What are We Doing to Address This?
NSFA and its partners understand the tremendous challenge the facilities affordability gap presents to both newly approved schools and schools whose growth and success require additional classrooms and buildings.
1. We have expanded our capacity to provide facility feasibility planning for new and existing schools.
As the total number of charter schools has grown, we have added additional capacity through a partnership with New School Facility Partners [2], a nonprofit charter school facilities support entity. With them we are able to provide best in class support to new and existing public charter schools as they evaluate lease, purchase, and renovation opportunities in Alabama.
2. We have launched a pre-development revolving loan fund.
This fund, generously supported by Bloomberg Philanthropies, will allow us to make short term loans to charter schools early in the planning year so they can access critical expertise from facility planners, architects, attorneys, engineers, and real estate professionals, etc.

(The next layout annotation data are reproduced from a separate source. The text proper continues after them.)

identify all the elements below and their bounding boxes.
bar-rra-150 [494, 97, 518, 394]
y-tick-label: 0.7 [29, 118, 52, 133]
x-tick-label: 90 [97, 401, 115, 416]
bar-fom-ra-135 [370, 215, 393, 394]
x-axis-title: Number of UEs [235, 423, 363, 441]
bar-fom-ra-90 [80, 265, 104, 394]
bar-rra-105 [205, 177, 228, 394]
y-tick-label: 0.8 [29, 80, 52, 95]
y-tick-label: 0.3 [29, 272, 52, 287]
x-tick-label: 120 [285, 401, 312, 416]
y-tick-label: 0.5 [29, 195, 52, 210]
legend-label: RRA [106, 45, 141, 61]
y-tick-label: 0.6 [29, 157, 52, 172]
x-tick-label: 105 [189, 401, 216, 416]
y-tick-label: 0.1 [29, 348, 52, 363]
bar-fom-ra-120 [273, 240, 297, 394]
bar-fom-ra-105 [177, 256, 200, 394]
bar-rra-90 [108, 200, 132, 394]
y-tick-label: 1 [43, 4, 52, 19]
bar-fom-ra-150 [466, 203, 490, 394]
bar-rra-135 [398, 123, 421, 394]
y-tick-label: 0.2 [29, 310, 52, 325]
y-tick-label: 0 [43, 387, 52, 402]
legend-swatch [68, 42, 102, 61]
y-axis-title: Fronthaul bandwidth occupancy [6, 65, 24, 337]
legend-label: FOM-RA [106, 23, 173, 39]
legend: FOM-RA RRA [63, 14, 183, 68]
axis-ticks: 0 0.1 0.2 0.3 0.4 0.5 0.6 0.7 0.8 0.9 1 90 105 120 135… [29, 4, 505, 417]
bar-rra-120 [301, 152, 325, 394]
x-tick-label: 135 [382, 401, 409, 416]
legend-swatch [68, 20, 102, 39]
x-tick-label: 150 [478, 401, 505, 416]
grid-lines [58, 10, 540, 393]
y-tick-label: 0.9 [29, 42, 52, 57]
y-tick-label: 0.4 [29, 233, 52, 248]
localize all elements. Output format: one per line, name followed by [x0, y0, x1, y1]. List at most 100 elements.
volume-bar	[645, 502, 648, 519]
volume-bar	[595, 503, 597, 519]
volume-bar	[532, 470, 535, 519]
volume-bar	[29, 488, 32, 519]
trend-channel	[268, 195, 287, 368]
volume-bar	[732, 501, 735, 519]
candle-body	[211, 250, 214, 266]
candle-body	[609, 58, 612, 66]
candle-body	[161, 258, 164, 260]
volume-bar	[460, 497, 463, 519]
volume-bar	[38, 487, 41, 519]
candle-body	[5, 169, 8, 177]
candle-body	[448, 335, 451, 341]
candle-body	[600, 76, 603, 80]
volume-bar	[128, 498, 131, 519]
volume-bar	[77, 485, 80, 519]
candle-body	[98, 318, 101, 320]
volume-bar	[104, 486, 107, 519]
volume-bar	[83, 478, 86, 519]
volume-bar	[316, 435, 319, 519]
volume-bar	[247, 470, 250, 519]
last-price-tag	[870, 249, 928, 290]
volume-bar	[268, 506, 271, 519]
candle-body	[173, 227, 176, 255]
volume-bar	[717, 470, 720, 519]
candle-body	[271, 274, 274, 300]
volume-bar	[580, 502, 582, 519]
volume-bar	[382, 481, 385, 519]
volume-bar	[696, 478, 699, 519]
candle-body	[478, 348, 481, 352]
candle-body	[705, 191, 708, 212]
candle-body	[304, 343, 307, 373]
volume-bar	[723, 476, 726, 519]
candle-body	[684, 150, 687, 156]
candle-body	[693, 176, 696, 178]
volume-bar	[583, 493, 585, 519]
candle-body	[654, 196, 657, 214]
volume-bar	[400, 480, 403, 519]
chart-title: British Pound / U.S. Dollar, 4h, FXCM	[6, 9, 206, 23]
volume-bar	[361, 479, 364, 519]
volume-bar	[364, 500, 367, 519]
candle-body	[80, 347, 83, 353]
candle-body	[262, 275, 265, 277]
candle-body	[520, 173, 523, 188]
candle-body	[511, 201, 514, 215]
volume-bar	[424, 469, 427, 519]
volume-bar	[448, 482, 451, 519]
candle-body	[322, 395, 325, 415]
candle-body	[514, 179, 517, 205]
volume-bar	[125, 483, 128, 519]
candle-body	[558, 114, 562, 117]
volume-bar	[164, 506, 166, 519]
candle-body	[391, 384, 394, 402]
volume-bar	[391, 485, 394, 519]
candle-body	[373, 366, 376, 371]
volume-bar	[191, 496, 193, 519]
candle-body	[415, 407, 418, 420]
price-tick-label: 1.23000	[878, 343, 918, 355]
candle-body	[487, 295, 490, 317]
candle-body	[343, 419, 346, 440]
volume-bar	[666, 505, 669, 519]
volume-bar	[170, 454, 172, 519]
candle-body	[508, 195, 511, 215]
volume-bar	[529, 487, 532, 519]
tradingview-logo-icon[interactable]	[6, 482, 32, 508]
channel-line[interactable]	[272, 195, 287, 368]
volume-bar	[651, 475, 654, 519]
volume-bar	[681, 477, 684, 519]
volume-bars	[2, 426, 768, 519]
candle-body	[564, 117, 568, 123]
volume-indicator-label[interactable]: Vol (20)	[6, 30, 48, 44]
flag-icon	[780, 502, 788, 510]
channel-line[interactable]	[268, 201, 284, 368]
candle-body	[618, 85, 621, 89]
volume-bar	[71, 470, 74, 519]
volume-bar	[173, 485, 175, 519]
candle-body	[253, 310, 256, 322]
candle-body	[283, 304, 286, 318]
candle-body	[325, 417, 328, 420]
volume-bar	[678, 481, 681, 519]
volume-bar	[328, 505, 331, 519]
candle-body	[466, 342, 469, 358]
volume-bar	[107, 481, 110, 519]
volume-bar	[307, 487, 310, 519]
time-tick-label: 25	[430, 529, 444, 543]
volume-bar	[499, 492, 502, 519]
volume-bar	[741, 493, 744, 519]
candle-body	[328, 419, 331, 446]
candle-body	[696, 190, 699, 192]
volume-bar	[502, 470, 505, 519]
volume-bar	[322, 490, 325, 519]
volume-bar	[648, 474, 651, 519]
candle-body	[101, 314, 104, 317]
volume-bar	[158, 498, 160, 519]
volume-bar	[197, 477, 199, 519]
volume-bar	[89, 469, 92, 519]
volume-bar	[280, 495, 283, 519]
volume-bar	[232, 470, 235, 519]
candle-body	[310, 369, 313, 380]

It will also support schools that need to expand and require careful planning to do so in a cost effective manner.
3. We will continue to partner with Alabama organizations, philanthropic leaders, and others to help schools identify innovative solutions, raise funds, and make strategic investments in facilities that create high quality schools.
- We are actively supporting partnerships with HBCUs to co-locate charter schools on their campuses to help serve the entire K-16 continuum.
- We are raising capital to support targeted philanthropic support to public charter schools in Alabama.
- We have submitted a credit enhancement application to the U. S. Department of Education to help us backstop below-market rate lending to charter schools in Alabama.
- We continue to provide in-depth technical assistance and financial planning support to charter schools in Alabama.
4. We will continue to advocate fore equitable funding for charter schools.
While Alabama public charter schools are still not able to access local funds, charter schools made notable progress toward the goal of equitable funding. Key legislative successes this year resulted in amendments to the Alabama charter school law that bring us closer to funding equity for public charter schools.
- The new law clarifies that conversion charter schools must receive the full allocation of state, federal, and local dollars on a per student basis and that the district cannot compel the conversion to forego those dollars in exchange for services. This ensures the conversion school promise of same buildings, same funds, and same students can finally be achieved.
- In addition, the newly amended law clarifies that startup charter schools shall be funded in their first five years based on anticipated enrollment approved in their application.
- Public charter schools still do not have reliable access to local funding, and this will remain a priority going forward. In the meantime, Alabama charter schools will continue to require support from the philanthropic community and community-based lenders willing to provide below market financing terms.